MINNEAPOLIS (WCCO) — With all of our lakes, it’s no surprise that Minnesotans have a special relationship with fish.
We love to catch them, but we also care maybe more than other states about protecting them, and not just our local fish. More Minnesota restaurants have signed up for a program highlighting sustainable fish than any other state.
Before Shane Oporto fires a beautiful fish filet at St. Paul’s Octo Fishbar, or Josh Nelson unwraps a delivery at Almanac Fish, fish arriving in Minnesota make their first stop at a bustling warehouse in St. Louis Park.
Chef Tim McKee, vice president with The Fish Guys, is among those trying to get restaurants to use more sustainable fish. He’s been interested in preserving the fish population since he created Sea Change restaurant at the Guthrie Theatre and Masu Sushi in Minneapolis.
“Doing the right thing isn’t always the cheapest thing,” he said. “Sustainable means they’re from well-managed fisheries or farms, that really take into consideration the fish populations, and the fishing practices, as well as their effect on the environment.”
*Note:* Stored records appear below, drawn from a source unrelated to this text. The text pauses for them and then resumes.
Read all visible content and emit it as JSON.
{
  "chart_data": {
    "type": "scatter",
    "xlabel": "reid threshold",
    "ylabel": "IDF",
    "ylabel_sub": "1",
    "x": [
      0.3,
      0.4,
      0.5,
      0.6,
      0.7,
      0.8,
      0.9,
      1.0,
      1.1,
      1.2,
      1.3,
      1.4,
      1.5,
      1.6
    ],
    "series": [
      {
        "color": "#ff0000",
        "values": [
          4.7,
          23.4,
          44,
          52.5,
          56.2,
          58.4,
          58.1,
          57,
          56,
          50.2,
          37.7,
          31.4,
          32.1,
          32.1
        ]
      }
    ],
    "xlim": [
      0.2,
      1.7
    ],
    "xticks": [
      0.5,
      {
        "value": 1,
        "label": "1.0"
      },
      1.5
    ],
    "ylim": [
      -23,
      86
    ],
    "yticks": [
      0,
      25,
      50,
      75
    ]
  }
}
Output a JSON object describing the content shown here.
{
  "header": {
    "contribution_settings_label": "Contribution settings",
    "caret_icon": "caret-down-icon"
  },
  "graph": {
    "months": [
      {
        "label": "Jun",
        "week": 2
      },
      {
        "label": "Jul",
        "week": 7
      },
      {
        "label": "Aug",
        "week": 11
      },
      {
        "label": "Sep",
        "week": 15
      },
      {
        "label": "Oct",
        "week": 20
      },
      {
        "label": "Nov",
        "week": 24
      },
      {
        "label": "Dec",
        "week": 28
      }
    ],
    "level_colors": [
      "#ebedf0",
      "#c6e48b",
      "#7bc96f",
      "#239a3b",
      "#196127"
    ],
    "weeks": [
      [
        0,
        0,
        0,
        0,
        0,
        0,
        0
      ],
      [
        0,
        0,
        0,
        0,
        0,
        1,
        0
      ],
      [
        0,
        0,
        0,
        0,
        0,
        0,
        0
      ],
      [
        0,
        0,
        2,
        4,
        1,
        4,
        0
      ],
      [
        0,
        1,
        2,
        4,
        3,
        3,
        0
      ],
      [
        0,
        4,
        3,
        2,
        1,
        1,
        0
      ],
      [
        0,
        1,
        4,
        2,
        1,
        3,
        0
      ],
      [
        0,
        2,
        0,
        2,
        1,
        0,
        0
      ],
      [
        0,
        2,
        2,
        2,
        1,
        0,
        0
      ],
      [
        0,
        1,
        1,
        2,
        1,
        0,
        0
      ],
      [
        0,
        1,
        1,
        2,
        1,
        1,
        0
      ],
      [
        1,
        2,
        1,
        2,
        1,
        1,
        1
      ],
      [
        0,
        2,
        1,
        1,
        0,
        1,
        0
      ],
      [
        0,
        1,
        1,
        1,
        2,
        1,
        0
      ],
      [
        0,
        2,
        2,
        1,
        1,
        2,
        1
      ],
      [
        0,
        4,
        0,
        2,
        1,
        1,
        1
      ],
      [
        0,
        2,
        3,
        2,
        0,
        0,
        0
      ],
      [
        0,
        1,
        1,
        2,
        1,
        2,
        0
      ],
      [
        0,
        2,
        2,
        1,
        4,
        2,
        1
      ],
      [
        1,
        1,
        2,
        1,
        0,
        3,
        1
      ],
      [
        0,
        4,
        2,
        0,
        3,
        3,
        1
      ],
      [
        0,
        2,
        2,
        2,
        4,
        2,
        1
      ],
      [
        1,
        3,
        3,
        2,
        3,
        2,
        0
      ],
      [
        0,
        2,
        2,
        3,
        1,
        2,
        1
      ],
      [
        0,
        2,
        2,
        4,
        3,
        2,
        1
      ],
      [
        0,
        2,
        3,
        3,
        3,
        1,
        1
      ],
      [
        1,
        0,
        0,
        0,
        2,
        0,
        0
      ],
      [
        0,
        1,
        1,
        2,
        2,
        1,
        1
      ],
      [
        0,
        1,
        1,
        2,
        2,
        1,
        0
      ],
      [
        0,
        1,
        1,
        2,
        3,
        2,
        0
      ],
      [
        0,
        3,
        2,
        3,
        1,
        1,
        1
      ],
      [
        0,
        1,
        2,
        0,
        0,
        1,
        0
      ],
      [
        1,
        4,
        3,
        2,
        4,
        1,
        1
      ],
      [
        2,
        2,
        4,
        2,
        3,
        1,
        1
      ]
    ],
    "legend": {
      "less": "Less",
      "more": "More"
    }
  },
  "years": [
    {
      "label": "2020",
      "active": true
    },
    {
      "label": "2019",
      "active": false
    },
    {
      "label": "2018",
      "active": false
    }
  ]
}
McKee acknowledged, for consumers and for chefs, this can be complicated. Fish that were sustainable a decade ago, might be in jeopardy today. So he is getting restaurants signed up for a program called Smart Catch. Chefs created it with the James Beard Foundation.
“It matters because the fish populations are having a hard time, and if they’re not well-managed, there won’t be a fish population,” McKee said.
Minnesota has more than 70 restaurants committed to having their menus analyzed, and are working towards getting rid of fish deemed not sustainable. Almanac, The Bachelor Farmer, Bacio, Costa Blanca, Cru and Eli’s East are among the restaurants that are committed.
Octo Fish Bar is a “Smart Catch leader.” which means the chefs use very flavorful and less commonly used fish — the golden tile fish, for instance. OCTO is the only Minnesota restaurant to be categorized as a leader, already with at least 80 percent of the menu considered “sustainable.” The idea is to get chefs to think beyond shrimp, salmon and walleye.
“The Fish Guys are in 400 restaurants every day. We’re having these conversations,” McKee said.
Everyone plays a part, from restaurants to fish markets to grocery stores. But with an award-winning chef like McKee banging the drum, it’s no surprise this fish-loving state is working to keep the fish alive.
“It’s impressive to me that we have so much momentum with the ‘Smart Catch’ effort,” McKee said.
Shrimp comes from a part of the world that often has questionable fishing practices. But if you see the “Smart Catch” seal, you know the restaurant is working towards doing the right thing.